For the rest of the album Tropp surrenders the drum stool to California-based Richard Weller and they are joined by Julian Nicholas on saxes. “A Thousand Ships” (J. Nicholas) opens with nice’n’sleazy tenor sax before falling into a jaunty rhythm. Nicholas leads the way but the busyness and sophistication of the band gives the music a multi-layered feel while still retaining a strong sense of melody and clarity. There is also some fast piano work and a drum solo played over elastic bass.

“Noa Noa” (S. Mendez) sees the band completed with the addition of Houben and Meurkens. The latter is a blindingly good harmonica player who handles the humble instrument with virtuoso skills. His sound blends well with Houben’s work on flute, a fluid and airy combination that helps give this album a wide variety of moods.

“What’s New” (B. Haggart) sees Houben on sax for a number that he has regularly performed as a guest with the EVT. Again the interplay with harmonica is beautiful, giving the piece a slow bluesy feel rising to a wide-screen climax and fluttering finish.

“One January Morning” (J. Nicholas) has the full band working together, exchanging lines and harmonising around an optimistic melody. This is definitely a January morning of blue skies and scenic frost, not one of bleak grey and drizzle. Although playing as a sextet this outfit never falls into chaos. Everyone is busy and nobody is stuck on the sidelines keeping out of the way, but despite the density of the music it never becomes a slab of noise.

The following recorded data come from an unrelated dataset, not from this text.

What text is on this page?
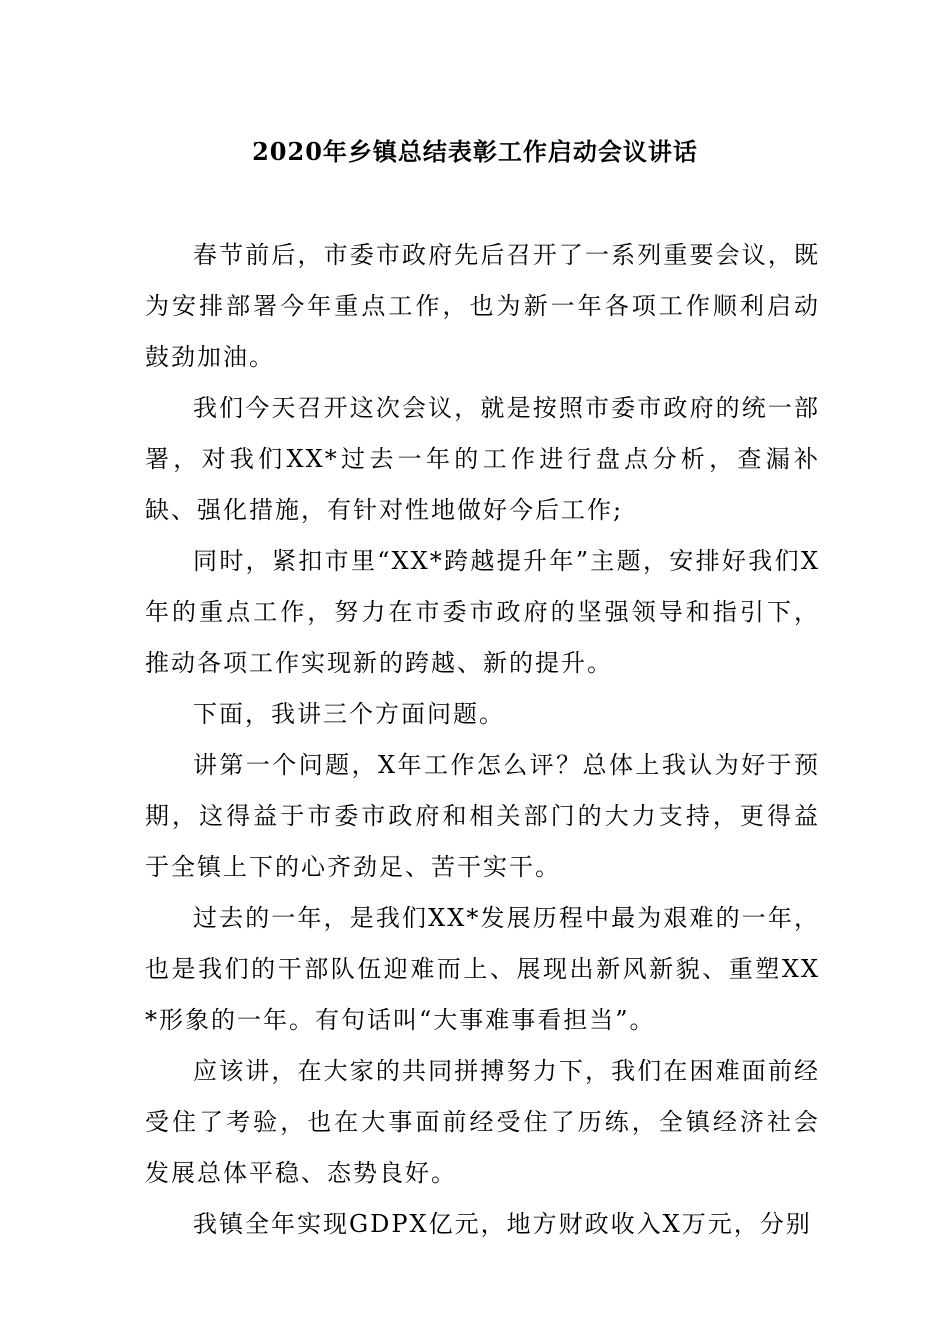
2020年乡镇总结表彰工作启动会议讲话

春节前后，市委市政府先后召开了一系列重要会议，既为安排部署今年重点工作，也为新一年各项工作顺利启动鼓劲加油。

我们今天召开这次会议，就是按照市委市政府的统一部署，对我们XX*过去一年的工作进行盘点分析，查漏补缺、强化措施，有针对性地做好今后工作;

同时，紧扣市里“XX*跨越提升年”主题，安排好我们X年的重点工作，努力在市委市政府的坚强领导和指引下，推动各项工作实现新的跨越、新的提升。

下面，我讲三个方面问题。

讲第一个问题，X年工作怎么评？总体上我认为好于预期，这得益于市委市政府和相关部门的大力支持，更得益于全镇上下的心齐劲足、苦干实干。

过去的一年，是我们XX*发展历程中最为艰难的一年，也是我们的干部队伍迎难而上、展现出新风新貌、重塑XX*形象的一年。有句话叫“大事难事看担当”。

应该讲，在大家的共同拼搏努力下，我们在困难面前经受住了考验，也在大事面前经受住了历练，全镇经济社会发展总体平稳、态势良好。

我镇全年实现GDPX亿元，地方财政收入X万元，分别
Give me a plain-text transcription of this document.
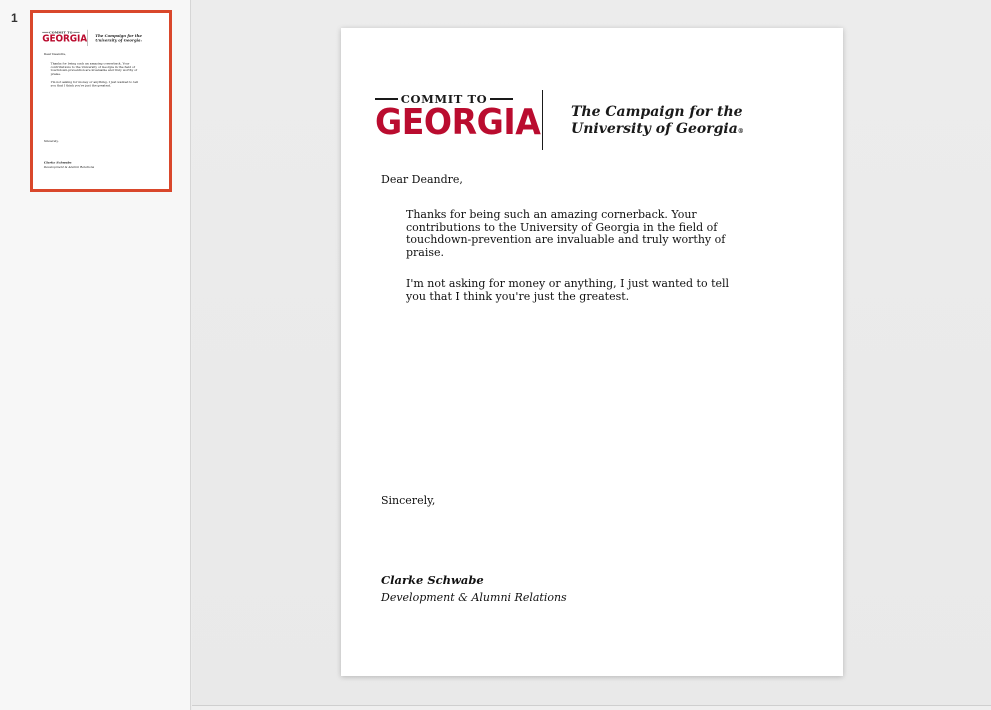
1
COMMIT TO
GEORGIA The Campaign for the
University of Georgia®
Dear Deandre,

Thanks for being such an amazing cornerback. Your contributions to the University of Georgia in the field of touchdown-prevention are invaluable and truly worthy of praise.

I'm not asking for money or anything, I just wanted to tell you that I think you're just the greatest.

Sincerely,
Clarke Schwabe
Development & Alumni Relations
COMMIT TO
GEORGIA The Campaign for the
University of Georgia®
Dear Deandre,

Thanks for being such an amazing cornerback. Your contributions to the University of Georgia in the field of touchdown-prevention are invaluable and truly worthy of praise.

I'm not asking for money or anything, I just wanted to tell you that I think you're just the greatest.

Sincerely,
Clarke Schwabe
Development & Alumni Relations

It is an intricately woven tapestry of sound and you can tell that they were having a ball.

Meurkens first visited Prague in November 1989 and shortly after that he wrote “Prague in March”, a slinky winding piece that once more features wonderful interplay between harmonica and flute. “Aspen Leaf” (E.Viklický) is another smooth number, this time with sax and harmonica lines twisting and dancing together over busy drums, bass and piano. There is a cracking solo from Viklický towards the end that falls beautifully back into the main melody.

“Caravan” (J. Tizol, D. Ellington) receives a high-energy treatment delivered with panache and bite, including a double woodwind attack and fiery drum solo.

“What Now My Love” (G. Bécaud) is the last piece on the recording and sums up what the album is about. It’s lovely, it’s fun, and it features some very talented guys getting down and making music together.

Emil Viklický 60 is a special album, musically rewarding and an enjoyable listen. It is a celebration of the man who is not only a towering presence on the Czech jazz scene but who has also made an impact worldwide. It is also, in a music business that so often places business above music, refreshing to hear music played with so much joy. Listen to this album. You will be happier afterwards.